The skill type involves an additional transformation. Many Spaces ship an agents.md file describing agent interaction. Discover reads this file and wraps it with the frontmatter a skill consumer expects: name, description, and source metadata covering the Space ID, Hub URL, app URL, and the original agents.md link. The result is a skill any skill-aware client can install or load through its normal flow.

For MCP-tagged Spaces, the adapter generates a catalog entry pointing at the Space’s Gradio MCP endpoint over HTTP transport. The URL uses the Space’s runtime domain when the Hub provides one, otherwise the standard .hf.space slug convention.

Using the tool

The discover command is built into the Hugging Face CLI (hf). To get started and grant your agent access:

# Install the Hugging Face CLI tool:
uv tool install huggingface_hub

# Search for resources to train a model
hf discover search "Fine tune a language model"

# Find MCP Servers to generate an image
hf discover search "Generate an image" --json --kind mcp

# Search other registries
hf discover search "Purchase aeroplane tickets" --registry-url <catalog-url>

REST API and MCP Tool

You can also search the catalog directly via the REST API or an MCP Server.

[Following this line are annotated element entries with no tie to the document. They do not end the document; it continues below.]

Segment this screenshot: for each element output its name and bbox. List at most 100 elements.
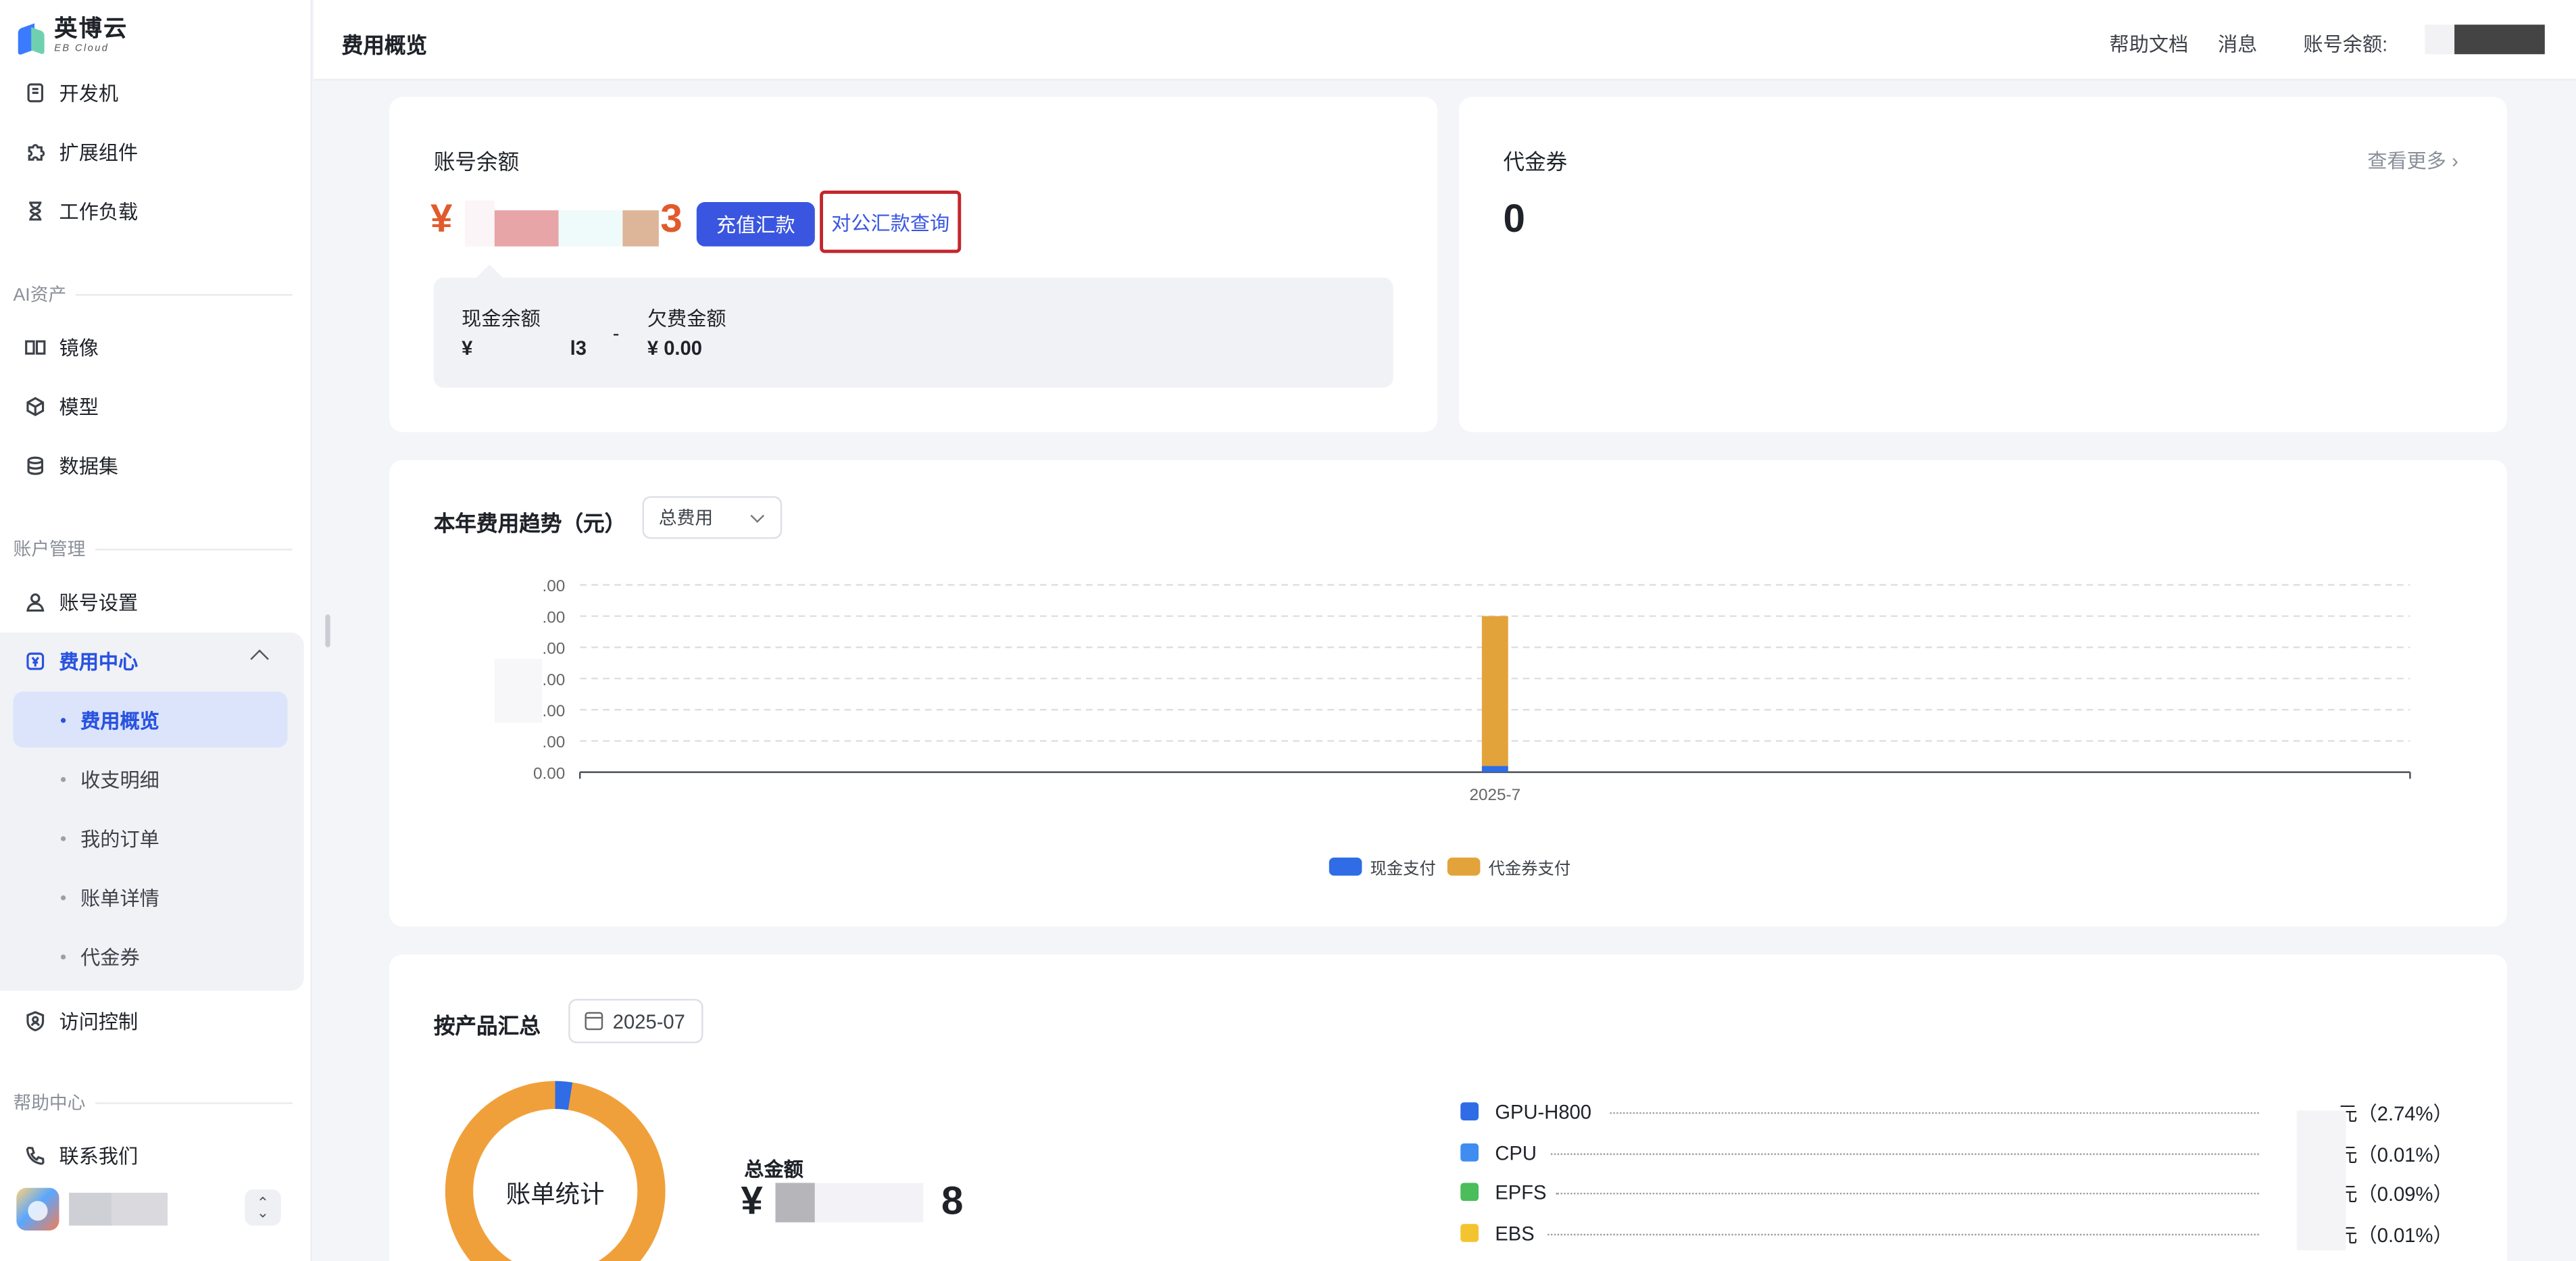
sidebar-item-mirror[interactable]: 镜像 xyxy=(0,319,302,375)
recharge-button[interactable]: 充值汇款 xyxy=(696,202,815,247)
trend-chart: .00 .00 .00 .00 .00 .00 0.00 2025-7 xyxy=(533,577,2411,804)
sidebar-resize-handle[interactable] xyxy=(325,614,330,647)
cash-balance-label: 现金余额 xyxy=(462,307,541,330)
balance-card-title: 账号余额 xyxy=(433,149,520,174)
expand-collapse-icon[interactable]: ⌃ ⌄ xyxy=(245,1189,281,1226)
sidebar-item-label: 费用中心 xyxy=(59,649,139,673)
product-color-swatch xyxy=(1460,1143,1479,1162)
product-name: GPU-H800 xyxy=(1495,1100,1591,1124)
help-docs-link[interactable]: 帮助文档 xyxy=(2110,30,2189,57)
total-amount-tail: 8 xyxy=(941,1179,964,1225)
sidebar-item-dataset[interactable]: 数据集 xyxy=(0,437,302,493)
view-more-link[interactable]: 查看更多 › xyxy=(2367,146,2458,174)
total-amount-currency: ¥ xyxy=(741,1179,763,1225)
legend-cash[interactable]: 现金支付 xyxy=(1329,854,1436,879)
corporate-transfer-query-button[interactable]: 对公汇款查询 xyxy=(820,191,962,253)
calendar-icon xyxy=(585,1012,603,1031)
balance-currency: ¥ xyxy=(430,197,453,242)
donut-center-label: 账单统计 xyxy=(505,1181,605,1210)
sidebar-item-dev-machine[interactable]: 开发机 xyxy=(0,64,302,120)
product-percentage: 元（2.74%） xyxy=(2337,1102,2453,1126)
sidebar-item-workloads[interactable]: 工作负载 xyxy=(0,182,302,239)
product-color-swatch xyxy=(1460,1102,1479,1121)
sidebar-item-label: 开发机 xyxy=(59,81,119,105)
database-icon xyxy=(23,453,46,476)
month-picker[interactable]: 2025-07 xyxy=(568,999,703,1043)
separator: - xyxy=(612,322,620,345)
sidebar-subitem-fee-overview[interactable]: 费用概览 xyxy=(13,691,288,748)
cube-icon xyxy=(23,394,46,417)
logo[interactable]: 英博云 EB Cloud xyxy=(18,14,128,57)
avatar xyxy=(16,1187,59,1231)
product-color-swatch xyxy=(1460,1224,1479,1242)
month-value: 2025-07 xyxy=(612,1009,685,1033)
leader-dots xyxy=(1550,1153,2259,1156)
shield-user-icon xyxy=(23,1009,46,1032)
legend-swatch xyxy=(1447,858,1481,876)
sidebar-subitem-my-orders[interactable]: 我的订单 xyxy=(13,810,287,866)
x-tick-label: 2025-7 xyxy=(1469,786,1520,804)
sidebar-item-model[interactable]: 模型 xyxy=(0,378,302,434)
legend-swatch xyxy=(1329,858,1362,876)
bar-segment xyxy=(1481,616,1508,766)
balance-breakdown-panel: 现金余额 ¥ l3 - 欠费金额 ¥ 0.00 xyxy=(433,277,1393,388)
product-summary-title: 按产品汇总 xyxy=(433,1014,541,1039)
total-amount-redacted xyxy=(814,1183,924,1222)
phone-icon xyxy=(23,1143,46,1166)
coupon-card-title: 代金券 xyxy=(1503,149,1568,174)
sidebar-item-label: 账号设置 xyxy=(59,590,139,614)
sidebar-item-account-settings[interactable]: 账号设置 xyxy=(0,573,302,629)
product-percentage: 元（0.01%） xyxy=(2337,1224,2453,1247)
select-value: 总费用 xyxy=(658,509,714,529)
balance-redacted xyxy=(465,200,495,247)
puzzle-icon xyxy=(23,140,46,163)
trend-card-title: 本年费用趋势（元） xyxy=(433,511,626,536)
yen-icon xyxy=(23,649,46,672)
balance-redacted xyxy=(558,210,623,247)
section-title-help: 帮助中心 xyxy=(13,1089,292,1116)
cash-balance-redacted xyxy=(478,337,570,362)
leader-dots xyxy=(1556,1192,2259,1195)
messages-link[interactable]: 消息 xyxy=(2218,30,2257,57)
cash-balance-tail: l3 xyxy=(570,337,587,360)
username-redacted xyxy=(69,1192,112,1226)
y-tick-label: .00 xyxy=(543,640,566,658)
sidebar-item-extensions[interactable]: 扩展组件 xyxy=(0,123,302,179)
dev-machine-icon xyxy=(23,80,46,103)
product-amount-redacted xyxy=(2296,1110,2346,1251)
balance-amount-tail: 3 xyxy=(660,197,683,242)
y-tick-label: .00 xyxy=(543,608,566,626)
chevron-up-icon[interactable] xyxy=(250,649,269,668)
coupon-count: 0 xyxy=(1503,197,1525,242)
product-percentage: 元（0.09%） xyxy=(2337,1183,2453,1206)
sidebar-item-label: 联系我们 xyxy=(59,1144,139,1168)
product-color-swatch xyxy=(1460,1183,1479,1202)
sidebar-subitem-bill-details[interactable]: 账单详情 xyxy=(13,869,287,925)
fee-type-select[interactable]: 总费用 xyxy=(642,496,783,539)
sidebar-item-label: 扩展组件 xyxy=(59,140,139,164)
chevron-down-icon xyxy=(750,509,765,523)
sidebar-item-label: 工作负载 xyxy=(59,199,139,223)
y-tick-label: .00 xyxy=(543,577,566,595)
section-title-account: 账户管理 xyxy=(13,536,292,562)
balance-redacted xyxy=(494,210,559,247)
sidebar-subitem-transactions[interactable]: 收支明细 xyxy=(13,751,287,807)
legend-label: 现金支付 xyxy=(1370,860,1436,879)
logo-icon xyxy=(18,22,48,55)
header-balance-redacted xyxy=(2425,24,2545,55)
legend-coupon[interactable]: 代金券支付 xyxy=(1447,854,1570,879)
header-balance-label: 账号余额: xyxy=(2303,32,2388,56)
sidebar-item-contact[interactable]: 联系我们 xyxy=(0,1127,302,1183)
logo-text: 英博云 xyxy=(54,14,128,41)
top-bar: 费用概览 帮助文档 消息 账号余额: xyxy=(314,0,2576,81)
product-name: CPU xyxy=(1495,1141,1537,1165)
cash-balance-currency: ¥ xyxy=(462,337,473,360)
y-tick-label: .00 xyxy=(543,733,566,751)
user-profile[interactable]: ⌃ ⌄ xyxy=(16,1186,287,1232)
arrears-value: ¥ 0.00 xyxy=(647,337,702,360)
balance-redacted xyxy=(622,210,659,247)
sidebar-subitem-coupons[interactable]: 代金券 xyxy=(13,929,287,985)
sidebar-item-access-control[interactable]: 访问控制 xyxy=(0,992,302,1048)
bar-segment xyxy=(1481,766,1508,772)
sidebar-item-fee-center[interactable]: 费用中心 xyxy=(0,633,302,689)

The Hugging Face catalog is published at its well-known URL:

https://huggingface.co/.well-known/ai-catalog.json

To call the search endpoint directly:

POST https://huggingface-hf-discover.hf.space/search
curl -s https://huggingface-hf-discover.hf.space/search \
  -H "Content-Type: application/json" \
  -d '{
    "query": {
      "text": "fine tune a sentence transformer",
      "filter": {
        "type": ["application/ai-skill"]
      }
    },
    "pageSize": 5
  }'

Search for MCP servers:

curl -s https://huggingface-hf-discover.hf.space/search \
  -H "Content-Type: application/json" \
  -d '{
    "query": {
      "text": "transcribe some audio",
      "filter": {
        "type": ["application/mcp-server-card+json"]
      }
    },
    "pageSize": 5
  }'

Alternatively, connect any MCP Client to search via the MCP endpoint at https://huggingface-hf-discover.hf.space/mcp.

Implications for the specification

ARD separates discovery from execution. The static manifest format is driven by media type, allowing any artifact protocol to ride the same envelope without specification-level changes. The registry API is plain HTTP REST, enabling any client to federate against it. Discover is one of several reference implementations across the ecosystem; because federation is built into the protocol, a search through one service can surface capabilities hosted by another.

The Discover Tool is a working test of this design. It does not invent a new artifact format. It wraps an existing search backend, the Hub, in the specification’s envelope, letting the same Spaces surface as skills or MCP servers depending on the client’s request.

Next steps involve tighter integration with the specification’s federation modes (auto, referrals, none) and Hub-side support for static ai-catalog.json manifests on user and organization profiles. Once implemented, any Space publisher will be able to advertise their capabilities through the standard well-known URI mechanism.

Key takeaways

  • ARD replaces static, manual tool installation with a dynamic, intent-based search layer that allows agents to discover capabilities at runtime.
  • The Hugging Face Discover Tool acts as a reference implementation, translating the Hub’s semantic search into the ARD standard for Skills and MCP servers.
  • The specification is open and federated, meaning any publisher can implement the ai-catalog.json manifest to join the ecosystem without creating a new marketplace.